Terey made sure that the caretaker carried the boxes with the films into the storeroom and put them on a shelf under lock and key. He turned the big fan on at full speed, and when the annotated papers on his desk bristled, he placed the stone head on them. It rested there sideways, and he found something disturbing in its open eyes, its lips full as if satiated with delight. So we lie in the dark sometimes, listening to the pounding of our hearts, full of expectation and fear.
The telephone rattled.
“It is I,” came the deep voice of Kalman Bajcsy. “Where have you been off to?”
He had hardly told him about the films when the ambassador broke in:
“How is your car? Running nicely? Get yourself home, pack your grip, and run over to Agra. Give a talk for me at eight tonight. You must leave in plenty of time, for there may be detours; remember, this is the monsoon season. Now there is a road and now there is none, only a raging river. Do not lapse into detailed assessments of our situation. Do not play the prophet when you answer questions; no long-range predictions. I depend”—he hesitated—“I must rely on your good judgment.”

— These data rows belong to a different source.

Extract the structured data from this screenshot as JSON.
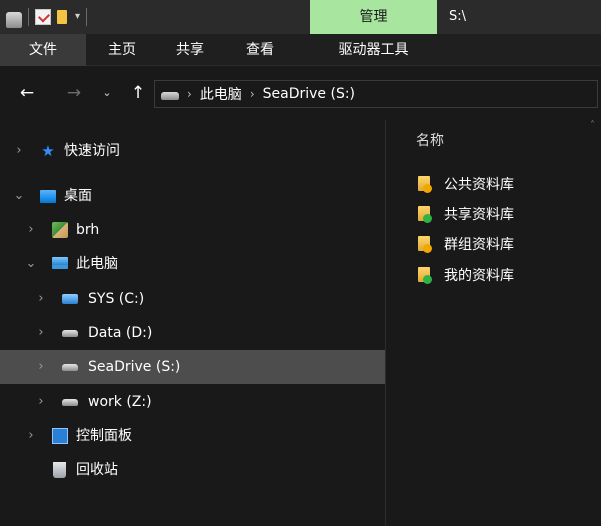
{
  "title_bar": {
    "context_tab": "管理",
    "path_title": "S:\\"
  },
  "ribbon": {
    "tabs": [
      "文件",
      "主页",
      "共享",
      "查看",
      "驱动器工具"
    ]
  },
  "address_bar": {
    "back_glyph": "←",
    "forward_glyph": "→",
    "recent_glyph": "⌄",
    "up_glyph": "↑",
    "breadcrumbs": [
      "此电脑",
      "SeaDrive (S:)"
    ]
  },
  "nav_tree": [
    {
      "label": "快速访问",
      "icon": "star-icon",
      "expanded": false
    },
    {
      "label": "桌面",
      "icon": "desktop-icon",
      "expanded": true
    },
    {
      "label": "brh",
      "icon": "user-folder-icon",
      "expanded": false
    },
    {
      "label": "此电脑",
      "icon": "this-pc-icon",
      "expanded": true
    },
    {
      "label": "SYS (C:)",
      "icon": "system-drive-icon",
      "expanded": false
    },
    {
      "label": "Data (D:)",
      "icon": "drive-icon",
      "expanded": false
    },
    {
      "label": "SeaDrive (S:)",
      "icon": "drive-icon",
      "expanded": false,
      "selected": true
    },
    {
      "label": "work (Z:)",
      "icon": "drive-icon",
      "expanded": false
    },
    {
      "label": "控制面板",
      "icon": "control-panel-icon",
      "expanded": false
    },
    {
      "label": "回收站",
      "icon": "recycle-bin-icon",
      "expanded": false
    }
  ],
  "content": {
    "column_header": "名称",
    "items": [
      {
        "label": "公共资料库",
        "overlay_color": "#f0a800"
      },
      {
        "label": "共享资料库",
        "overlay_color": "#2fb344"
      },
      {
        "label": "群组资料库",
        "overlay_color": "#f0a800"
      },
      {
        "label": "我的资料库",
        "overlay_color": "#2fb344"
      }
    ]
  },
  "colors": {
    "context_tab": "#a8e6a0",
    "selection": "#4d4d4d",
    "background": "#191919"
  }
}
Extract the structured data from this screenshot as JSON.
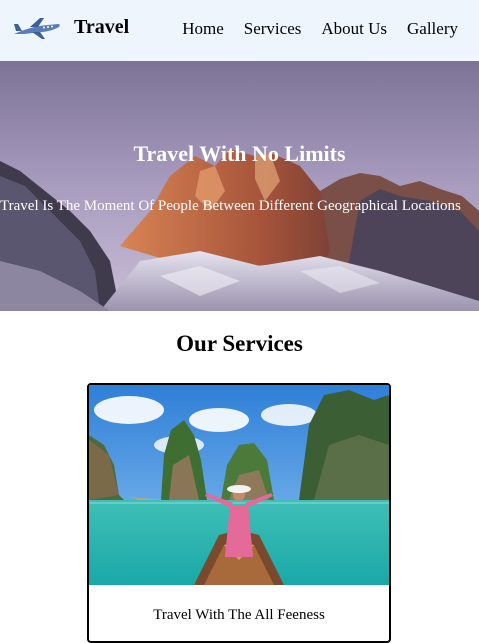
{
  "header": {
    "logo_icon": "airplane-icon",
    "brand": "Travel",
    "nav": [
      "Home",
      "Services",
      "About Us",
      "Gallery"
    ]
  },
  "hero": {
    "title": "Travel With No Limits",
    "subtitle": "Travel Is The Moment Of People Between Different Geographical Locations"
  },
  "services": {
    "heading": "Our Services",
    "cards": [
      {
        "caption": "Travel With The All Feeness"
      }
    ]
  },
  "colors": {
    "header_bg": "#eef5fc",
    "hero_text": "#ffffff"
  }
}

“What about Comrade Ferenc?”
“He is needed at trade talks. And I am flying to Bombay for three days. The deputy minister for trade is coming in. We will return together to sign an agreement. It is an urgent situation.”
“I understand.”
“Well, get moving.”
“Right away, sir, and on that subject — had you announced a theme?”
“Only a general one: Hungary today. But you can take up some issue you’re familiar with. Something from literature, perhaps. Speak freely, enjoy yourself. Give a critique of your fellow writers; they have no specialists in Hungarian culture here, and nothing you say will have repercussions. Between us, the thing is to bore them for an hour so they will not feel that they have been treated disrespectfully.”
“I could talk about painting. I have a color film that isn’t bad.”
“If you feel up to it. That is even better. The talk will begin later. They have arranged an outdoor party and the film will shorten the discussion. Do not criticize socialist realism — that is my only injunction, because what if someone from our sister embassies happens to be there and begins to protest? Why make a spectacle of a quarrel in our camp? Well — good luck! Give me a report on Saturday.”
Terey stuffed his letters and documents into a drawer in his desk and locked it. He looked in the storeroom for the box with the film, checking a few cages in the glare of the light — for the Indian employees often packed borrowed short-feature films in boxes with incorrect stickers — and, his spirits rising, hurried to the car. Even the heat did not seem so oppressive now. The air surging through the open windows of the Austin hummed a high note like wind in a storm, and time after time the saw-like voices of cicadas pierced his ears.